Erich writes as follows:
“People on both sides are getting very anxious as we head into six months of seasonal weakness. I am normally a year early in my major predictions, and things are stretched past my tolerances. The blowoff today, now so alarming to even the small fry traders, who are unable to identify it for what it is: a mega-top; characterized by all the emotion and pandemonium and mixed signals that precede a mass exodus; this top is now all around and is no doubt being discussed at the Fed-level right now behind closed doors. The best anyone can hope for now is a ratcheting up of the propaganda machine to knock a leg out from under all of this irreverent speculation; and after that, an emergency intermeeting rate increase.
‘Perfect’ Timing
Here’s the frustrated market-timer:
I am struck today by my wire having gotten into a bear fund a day before a triple digit increase in the Dow. I have been noticing a growing volume on the bear side. Metals today are spiking. Oil now comfortably above seventy. How interesting. How bizarre. It seems that the players are trying to shake out the shorts on the equity side, and trying to shake out the longs on the precious metals front. And oil... it all has the markings of a final blowoff across the board, head fakes, bluffs, and cross signal media manipulation like the last hand in a game of mega-stakes Texas hold 'em. The outcome is unavoidable and it would appear that a deflationary adjustment is coming on the next reshuffle... in everything.
And the anxious gold-bug:
Yeah, the yellow dog and white metal breakout... did all my buying at 462.50 and under 8. Got into BEARX today for 12g's... three weeks of stress and I'm still not done arguing my case; I should have gotten the Monday pre Bernanke interest rate increase quote on the fund, now some 30cents higher per share.
Rates Bound Higher
I stepped away from gold and silver with the other 8g's I was gonna put into Tice's other fund, hedged with metals against a collapsing dollar. I agree that the metals are headed higher short term and justifiably so. Fair price on gold is around at least $643, but when I buy physical, it's for my retirement, not the fast trade. And I think rates are headed MUCH higher and there's a lot of fast money in the metals, the mining issues and everything else. So I went forward with my latest investment play... on the short side... and I have to say, although the fund/bank is run by idiots, BEARX has always been my pick for the broad spectrum.
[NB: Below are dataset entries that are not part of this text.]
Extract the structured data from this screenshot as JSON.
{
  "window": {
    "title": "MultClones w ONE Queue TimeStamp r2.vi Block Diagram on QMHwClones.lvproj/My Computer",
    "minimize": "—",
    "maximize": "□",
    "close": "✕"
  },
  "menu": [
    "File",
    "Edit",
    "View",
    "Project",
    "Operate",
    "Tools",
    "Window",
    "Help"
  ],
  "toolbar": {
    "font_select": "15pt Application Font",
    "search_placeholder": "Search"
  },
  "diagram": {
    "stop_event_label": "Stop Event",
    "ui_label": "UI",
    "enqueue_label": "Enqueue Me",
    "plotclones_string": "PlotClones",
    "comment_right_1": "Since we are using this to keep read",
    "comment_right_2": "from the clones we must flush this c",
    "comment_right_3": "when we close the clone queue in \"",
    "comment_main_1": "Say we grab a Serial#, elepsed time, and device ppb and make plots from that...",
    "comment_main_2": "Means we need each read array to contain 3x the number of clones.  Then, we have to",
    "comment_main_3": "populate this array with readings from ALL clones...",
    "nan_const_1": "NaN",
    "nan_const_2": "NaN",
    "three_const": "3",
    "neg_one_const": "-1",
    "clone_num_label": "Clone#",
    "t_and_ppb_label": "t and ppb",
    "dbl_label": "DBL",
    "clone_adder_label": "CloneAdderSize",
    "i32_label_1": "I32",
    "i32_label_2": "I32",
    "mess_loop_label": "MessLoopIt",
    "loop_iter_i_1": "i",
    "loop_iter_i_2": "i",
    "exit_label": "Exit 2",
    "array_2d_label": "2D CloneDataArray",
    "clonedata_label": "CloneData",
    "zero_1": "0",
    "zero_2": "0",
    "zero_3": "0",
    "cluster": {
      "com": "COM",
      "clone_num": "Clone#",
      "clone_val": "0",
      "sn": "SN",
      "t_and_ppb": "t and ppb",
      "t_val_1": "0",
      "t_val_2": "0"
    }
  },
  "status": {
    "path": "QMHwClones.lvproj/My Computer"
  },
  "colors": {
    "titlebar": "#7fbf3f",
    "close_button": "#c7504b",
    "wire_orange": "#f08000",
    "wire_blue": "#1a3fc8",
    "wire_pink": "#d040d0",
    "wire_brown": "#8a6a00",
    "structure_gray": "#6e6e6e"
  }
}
When was it now, I think maybe early last year, after a $425 buy-in with some physical investor cohorts, they pressed me about $500 gold, which I had predicted the end of 2004. I told them that the future looked bright and cited a record futures contract that had come into the market for some 63 tonnes of the yellow ore. The second largest order was 23 tonnes. The strike price was $445 and I don't know if delivery was taken, or who placed the order, but it was a BIG player to say the least. My suspicion was the government, of course. We have to distinguish between the players and the keepers. I'm a keeper when it comes to physical. The players buy and sell. Sixty-three tonnes is a lot of overhang.
Passbook Mentality
And if the market is inundated with players as I have concluded, given my observations of trading behavior of the past ten years, then the metals, liquidity driven, are gonna sell off. Most people are resigned to keep their money in the banks, the establishment has seen to that brainwashing. And lugging around a suitcase full of gold and silver is a measure of stress in its own right. So the players are out there and the sudden rotation into the metals would attest to that. Also, all the equity markets are levitating, Dax, Hang Seng, Nikkei, ... copper... all of it. So what do gold and silver have about them, an expensive fragrance in a department of perfumes.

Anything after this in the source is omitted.